還有比較缺乏創意但攻擊效果一流的那些罰站,罰跪,罰坐,罰趴,各種往死里打的體力活,就不詳述了。會留下明顯痕跡的刑訊逼供,即使在蘇聯也是不值得提倡的做法——被告席上那傢伙才22歲,嘴裏就只剩下8顆牙(兜里揣着一張沒收金牙三顆的收據),手上只有三片手指甲,誰都猜得出是怎麼回事啦。
一位前紅軍炮兵大尉在遭審察和服刑期間受夠了也聽膩了各種刑訊方法,被放出來後,恰逢1960年蘇聯與斯大林主義告別,新刑法與新刑訴法生效。炮兵大尉在街邊舊書攤上看見了毫不起眼的平裝1922年蘇聯刑事訴訟法。結果他目瞪口呆地讀到了以下規定:
第136條—一偵查員無權用暴力和威脅的方法強迫被告供述或招認。
第111條——偵查員還必須查明證明被告無罪的情節,以及減輕其罪責的情節。
第139條——被告有權親筆書寫供詞,並要求對偵查員書寫的筆錄加以修正。
任何刑事案件偵察期限為兩個月。經檢察長批准可以延長一個月。檢察長必須監督刑事案件的偵察過程,並在起訴前就偵察過程詢問犯罪嫌疑人。被告人在偵察期間受到任何不公正待遇的,有權提出申訴,偵察人員必須將申訴書原件按照日期歸檔……
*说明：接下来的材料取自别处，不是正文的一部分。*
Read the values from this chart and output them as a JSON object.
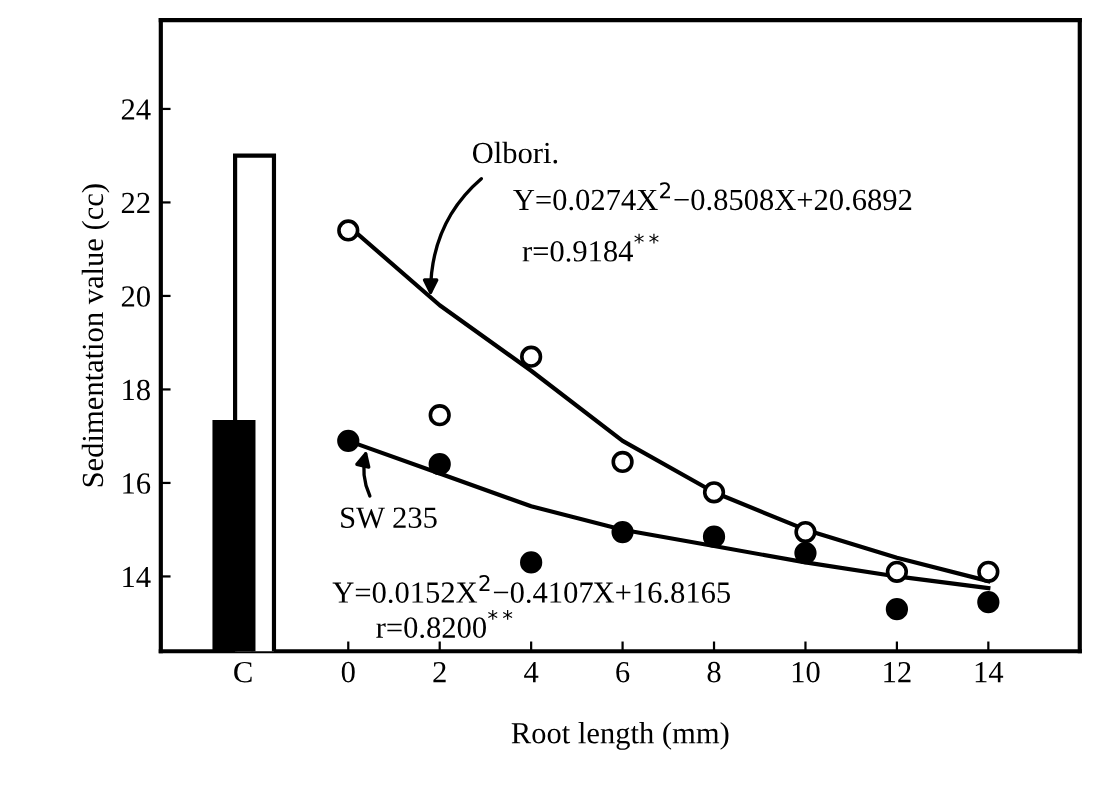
{
  "chart_data": {
    "type": "scatter",
    "xlabel": "Root length (mm)",
    "ylabel": "Sedimentation value (cc)",
    "xlim": [
      -4.1,
      16
    ],
    "ylim": [
      12.4,
      25.9
    ],
    "xticks": [
      {
        "value": -2.3,
        "label": "C"
      },
      0,
      2,
      4,
      6,
      8,
      10,
      12,
      14
    ],
    "yticks": [
      14,
      16,
      18,
      20,
      22,
      24
    ],
    "grid": false,
    "legend": false,
    "series": [
      {
        "type": "bar",
        "x": [
          -2.5
        ],
        "values": [
          17.3
        ],
        "color": "#000000"
      },
      {
        "type": "bar",
        "x": [
          -2.05
        ],
        "values": [
          23.0
        ],
        "color": "#ffffff"
      },
      {
        "marker": "circle",
        "x": [
          0,
          2,
          4,
          6,
          8,
          10,
          12,
          14
        ],
        "values": [
          21.4,
          17.45,
          18.7,
          16.45,
          15.8,
          14.95,
          14.1,
          14.1
        ],
        "color": "#ffffff"
      },
      {
        "marker": "circle",
        "x": [
          0,
          2,
          4,
          6,
          8,
          10,
          12,
          14
        ],
        "values": [
          16.9,
          16.4,
          14.3,
          14.95,
          14.85,
          14.5,
          13.3,
          13.45
        ],
        "color": "#000000"
      },
      {
        "type": "line",
        "x": [
          0,
          2,
          4,
          6,
          8,
          10,
          12,
          14
        ],
        "values": [
          21.5,
          19.8,
          18.4,
          16.9,
          15.8,
          15.0,
          14.4,
          13.9
        ],
        "color": "#000000"
      },
      {
        "type": "line",
        "x": [
          0,
          2,
          4,
          6,
          8,
          10,
          12,
          14
        ],
        "values": [
          16.9,
          16.2,
          15.5,
          15.0,
          14.65,
          14.3,
          14.0,
          13.75
        ],
        "color": "#000000"
      }
    ],
    "annotations": [
      {
        "text": "Olbori.",
        "x": 1.8,
        "y": 20.0
      },
      "Y=0.0274X$^{2}$−0.8508X+20.6892",
      "r=0.9184$^{**}$",
      {
        "text": "SW 235",
        "x": 0.4,
        "y": 16.7
      },
      "Y=0.0152X$^{2}$−0.4107X+16.8165",
      "r=0.8200$^{**}$"
    ]
  }
}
各種不遜於這世上最科學最公正司法制度的規定,琳琅滿目。但是這位親身經歷過全套高級待遇的炮兵大尉卻很清楚,三十多年間沒有任何一個蘇聯公民有幸享受過這些公正制度。我們當然可以歸咎於刑事訴訟法不公開,公民無從知道自己所享有的權利——但是請問即使刑訴法是公開的,難道內務部的黨員老爺們就會高抬貴手嗎?憑什麼啊?
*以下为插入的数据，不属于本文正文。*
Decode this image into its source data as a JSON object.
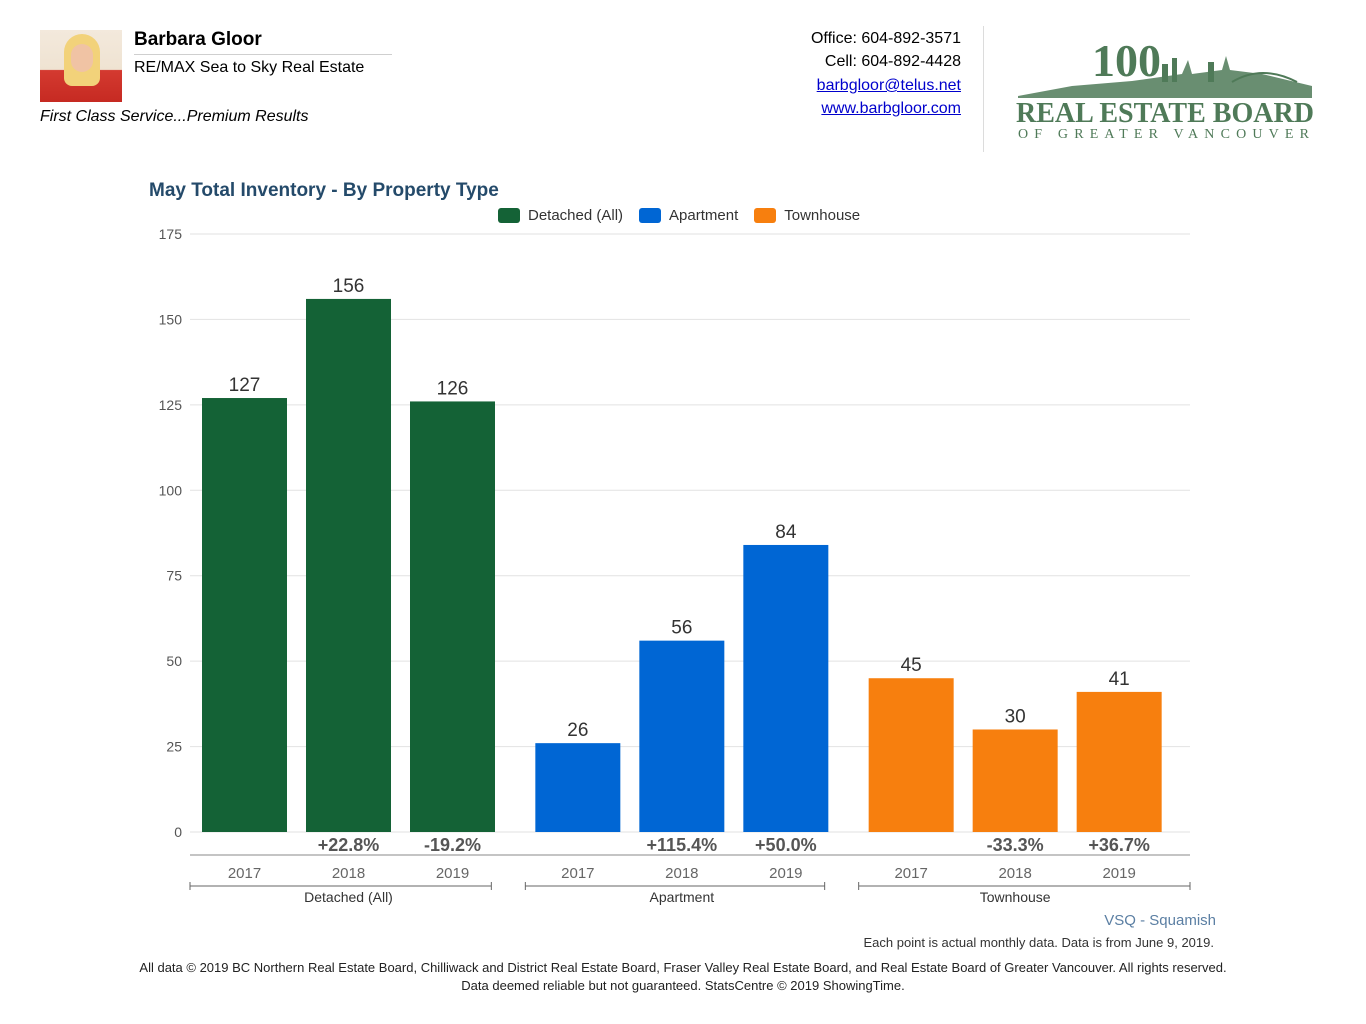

反正,即使某國的刑訴法非但很科學,而且是公開的,也不見得就能制止刑訊逼供。當庭以遭受刑訊逼供為由翻供的,充其量換來個「認罪態度惡劣」。這一切其實不能說是刑訴法的錯,甚至不能說是打人的公安契卡的錯——錯就錯在國家沒有授權任何正義的力量去管制契卡大老爺們的野蠻行徑啊,錯就錯在人治啊。(且不管它公開叫什麼名字,即使叫作依法治國的某某主義法治社會也一樣。)
所以我在此還要順便含淚勸告那些要求司法公正的無聊傢伙們:要在人治社會實現司法公正,太強人所難啦!提出這種無理要求,你還有點人性嗎?